More than enough chinook salmon eggs were taken from healthy fish at the C.D. “Buzz” Besadny fisheries facility near Kewaunee this month to provide fingerlings for next spring’s stocking, no matter what the final number is.

Fisheries biologist Nick Legler said more than 2,000 chinooks were handled for data purposes at Strawberry Creek and “at least 500 more” died from beaching themselves in the flooded marsh or succumbing to low dissolved oxygen levels.

Through Oct. 10, more than a thousand chinooks were handled and a million eggs taken from fish at Besadny. Cohos are being sorted and held in ponds on site, with the first coho spawning set for Oct. 30.

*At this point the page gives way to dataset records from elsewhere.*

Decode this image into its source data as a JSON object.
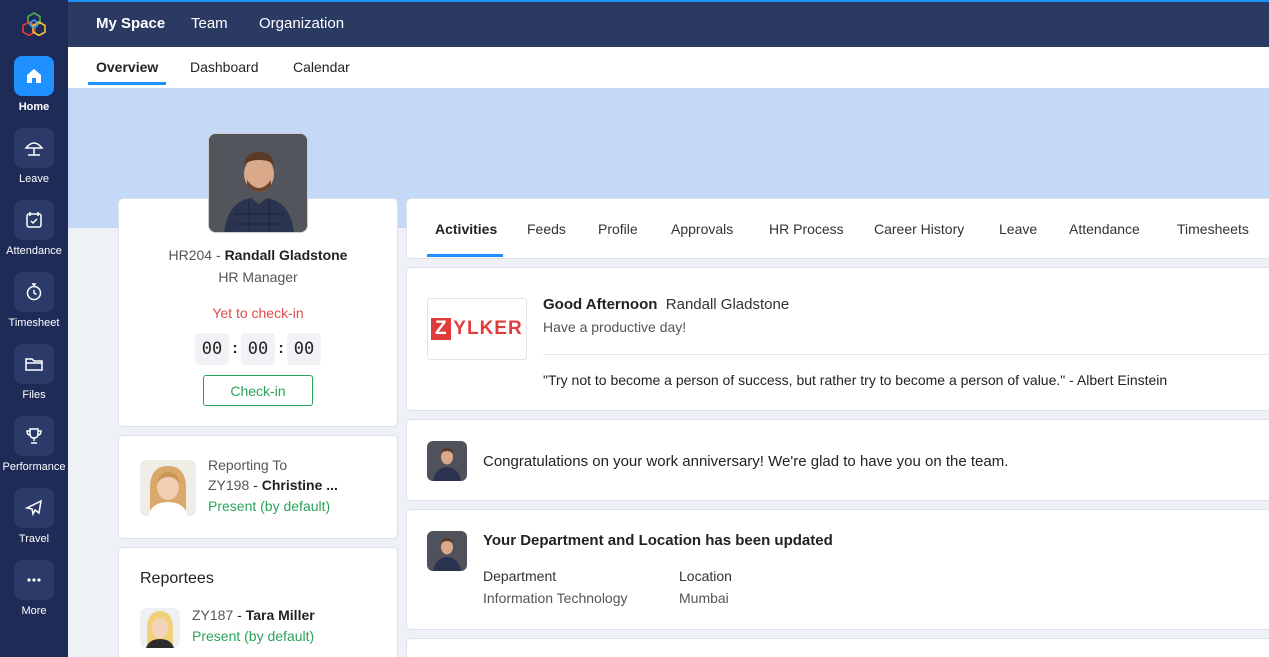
{
  "sidebar": {
    "items": [
      {
        "label": "Home",
        "icon": "home-icon"
      },
      {
        "label": "Leave",
        "icon": "umbrella-icon"
      },
      {
        "label": "Attendance",
        "icon": "calendar-check-icon"
      },
      {
        "label": "Timesheet",
        "icon": "stopwatch-icon"
      },
      {
        "label": "Files",
        "icon": "folder-icon"
      },
      {
        "label": "Performance",
        "icon": "trophy-icon"
      },
      {
        "label": "Travel",
        "icon": "airplane-icon"
      },
      {
        "label": "More",
        "icon": "more-icon"
      }
    ]
  },
  "top_tabs": [
    "My Space",
    "Team",
    "Organization"
  ],
  "sub_tabs": [
    "Overview",
    "Dashboard",
    "Calendar"
  ],
  "profile": {
    "id": "HR204",
    "name": "Randall Gladstone",
    "role": "HR Manager",
    "status": "Yet to check-in",
    "timer": [
      "00",
      "00",
      "00"
    ],
    "checkin_label": "Check-in"
  },
  "reporting": {
    "title": "Reporting To",
    "id": "ZY198",
    "name": "Christine ...",
    "status": "Present (by default)"
  },
  "reportees": {
    "title": "Reportees",
    "items": [
      {
        "id": "ZY187",
        "name": "Tara Miller",
        "status": "Present (by default)"
      }
    ]
  },
  "activity_tabs": [
    "Activities",
    "Feeds",
    "Profile",
    "Approvals",
    "HR Process",
    "Career History",
    "Leave",
    "Attendance",
    "Timesheets"
  ],
  "greeting": {
    "brand": "ZYLKER",
    "salutation": "Good Afternoon",
    "name": "Randall Gladstone",
    "subtitle": "Have a productive day!",
    "quote": "\"Try not to become a person of success, but rather try to become a person of value.\" - Albert Einstein"
  },
  "anniversary": {
    "text": "Congratulations on your work anniversary! We're glad to have you on the team."
  },
  "update": {
    "title": "Your Department and Location has been updated",
    "dept_label": "Department",
    "dept_value": "Information Technology",
    "loc_label": "Location",
    "loc_value": "Mumbai"
  },
  "colors": {
    "sidebar": "#1e2b57",
    "topbar": "#2a3a63",
    "accent": "#1e90ff",
    "banner": "#c4d9f5",
    "present": "#29a35a",
    "alert": "#e04b4b"
  }
}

Legler said he won’t have all the data put together for some time, but anecdotally, he believes this year’s chinooks are well above average in size.

Short Shots

Daylight Saving Time begins Nov. 3; set your clocks back an hour the night before. Sunrise will be pretty close to 6:30 am that day, and we’ll have a little more than 10 hours of daylight.

• The November full-moon period begins a week later, peaking Nov. 12. The Nov. 5-15 period should see full-blown whitetail rutting activity. 

• The deadline for purchasing a Lake Winnebago spearing license for the 2020 season is Oct. 31. Get a license through a license agent, or check GoWild.WI.gov.